Because of the popular belief that dark whiskeys are higher quality, less traditional producers have begun adding caramel colouring to their product. This is not strictly cheating; the whiskey industry permits the use of colouring in certain blends as long as it doesn't add flavour. For example, it is forbidden in bourbon (look for the word “straight” on the label to be sure), but permitted in Scotch whiskey, other American whiskeys and Canadian whiskey. The additive E150a, known also as “spirit caramel”, is the same colouring used in cookie-type biscuits and, alarmingly, pet food. There are six E150 colourings, each one getting progressively darker in colour.
There is a sentiment that darker whiskeys are older, more flavoursome and thus better quality. The fact that colouring is allowed in whiskey and notably Scotch might come as a bit of a disappointment to some, especially when you think of the romance and rigour that surrounds the Scottish whiskey industry. The addition of E150a in your whisky is only allowed as the additive does not change the taste of your drink; E150a is basically a fancy food colouring to enhance your whiskey’s visual aspect. The other Es - b to d - add taste and there the industry draws the line. Yes, it’s ok to make it look better than it should, but change the taste? That’s a no all round.
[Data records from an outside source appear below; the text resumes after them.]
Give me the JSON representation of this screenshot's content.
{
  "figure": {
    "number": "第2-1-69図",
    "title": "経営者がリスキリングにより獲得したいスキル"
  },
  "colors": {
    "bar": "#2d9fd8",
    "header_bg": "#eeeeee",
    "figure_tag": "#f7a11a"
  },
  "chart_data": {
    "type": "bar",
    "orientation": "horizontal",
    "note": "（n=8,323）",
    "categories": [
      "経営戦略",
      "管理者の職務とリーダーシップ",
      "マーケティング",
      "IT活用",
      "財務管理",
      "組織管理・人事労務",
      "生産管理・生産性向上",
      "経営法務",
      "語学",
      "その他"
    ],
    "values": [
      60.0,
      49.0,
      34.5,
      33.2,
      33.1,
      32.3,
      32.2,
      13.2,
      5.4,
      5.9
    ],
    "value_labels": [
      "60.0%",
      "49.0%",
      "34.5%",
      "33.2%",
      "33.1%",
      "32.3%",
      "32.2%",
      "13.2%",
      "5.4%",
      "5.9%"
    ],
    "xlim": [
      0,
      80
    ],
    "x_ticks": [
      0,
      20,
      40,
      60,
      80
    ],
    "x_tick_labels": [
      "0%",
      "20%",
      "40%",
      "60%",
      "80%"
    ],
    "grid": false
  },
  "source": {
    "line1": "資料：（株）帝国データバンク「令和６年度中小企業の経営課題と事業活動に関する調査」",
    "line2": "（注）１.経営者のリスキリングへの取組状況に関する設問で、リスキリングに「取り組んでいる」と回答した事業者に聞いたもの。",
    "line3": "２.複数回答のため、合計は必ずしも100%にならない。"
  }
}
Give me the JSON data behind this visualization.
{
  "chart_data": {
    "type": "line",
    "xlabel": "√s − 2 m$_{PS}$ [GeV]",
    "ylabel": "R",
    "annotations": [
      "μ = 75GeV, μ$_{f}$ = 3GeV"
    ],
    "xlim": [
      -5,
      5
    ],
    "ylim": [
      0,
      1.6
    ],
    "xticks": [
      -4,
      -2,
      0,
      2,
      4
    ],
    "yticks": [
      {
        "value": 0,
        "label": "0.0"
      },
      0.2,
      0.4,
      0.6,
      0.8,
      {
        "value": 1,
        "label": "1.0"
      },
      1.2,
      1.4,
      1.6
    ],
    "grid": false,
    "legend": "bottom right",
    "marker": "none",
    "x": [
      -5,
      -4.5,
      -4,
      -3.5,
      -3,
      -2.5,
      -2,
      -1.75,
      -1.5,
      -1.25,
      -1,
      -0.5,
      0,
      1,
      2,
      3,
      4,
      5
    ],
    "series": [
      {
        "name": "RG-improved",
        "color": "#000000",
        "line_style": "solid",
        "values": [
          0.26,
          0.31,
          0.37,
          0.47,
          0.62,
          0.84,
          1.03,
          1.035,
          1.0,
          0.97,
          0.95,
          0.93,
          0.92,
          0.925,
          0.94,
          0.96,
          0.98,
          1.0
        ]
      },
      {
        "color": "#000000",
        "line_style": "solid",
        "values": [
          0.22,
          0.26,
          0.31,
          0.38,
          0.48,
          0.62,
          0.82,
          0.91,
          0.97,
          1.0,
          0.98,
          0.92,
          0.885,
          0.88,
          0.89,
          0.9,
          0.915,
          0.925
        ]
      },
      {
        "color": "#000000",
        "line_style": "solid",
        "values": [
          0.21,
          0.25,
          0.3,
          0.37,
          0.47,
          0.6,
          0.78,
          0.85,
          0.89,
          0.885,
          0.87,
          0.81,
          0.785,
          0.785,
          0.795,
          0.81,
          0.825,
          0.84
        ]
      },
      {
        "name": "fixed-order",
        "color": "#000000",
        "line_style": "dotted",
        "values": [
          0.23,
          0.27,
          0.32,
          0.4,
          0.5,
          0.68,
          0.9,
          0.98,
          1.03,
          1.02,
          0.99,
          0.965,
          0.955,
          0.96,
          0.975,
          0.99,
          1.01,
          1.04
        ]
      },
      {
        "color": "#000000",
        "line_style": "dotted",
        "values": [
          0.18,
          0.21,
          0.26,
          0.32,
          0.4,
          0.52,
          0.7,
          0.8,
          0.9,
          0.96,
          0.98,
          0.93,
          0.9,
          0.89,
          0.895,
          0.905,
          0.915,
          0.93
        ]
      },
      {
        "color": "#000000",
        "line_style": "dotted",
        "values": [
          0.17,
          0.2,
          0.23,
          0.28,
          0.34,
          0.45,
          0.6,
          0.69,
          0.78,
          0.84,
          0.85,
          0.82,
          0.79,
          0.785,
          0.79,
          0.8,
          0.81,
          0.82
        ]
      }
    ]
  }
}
While there is no actual damage done by adding spirit caramel to whiskey and whiskies, there is a rising emergence of hardcore whiskey drinkers who want to stop the use of the additive. As we move towards a more natural way of consumption, this does make sense. We don’t want E numbers in our kids’ sweets, so why would we want it in our evening tipple? However, when you buy a bottle of expensive (ergo, dark) whiskey, you are placing as much emphasis on what it represents as well as the taste inside the bottle. And that perception might take some time before it changes.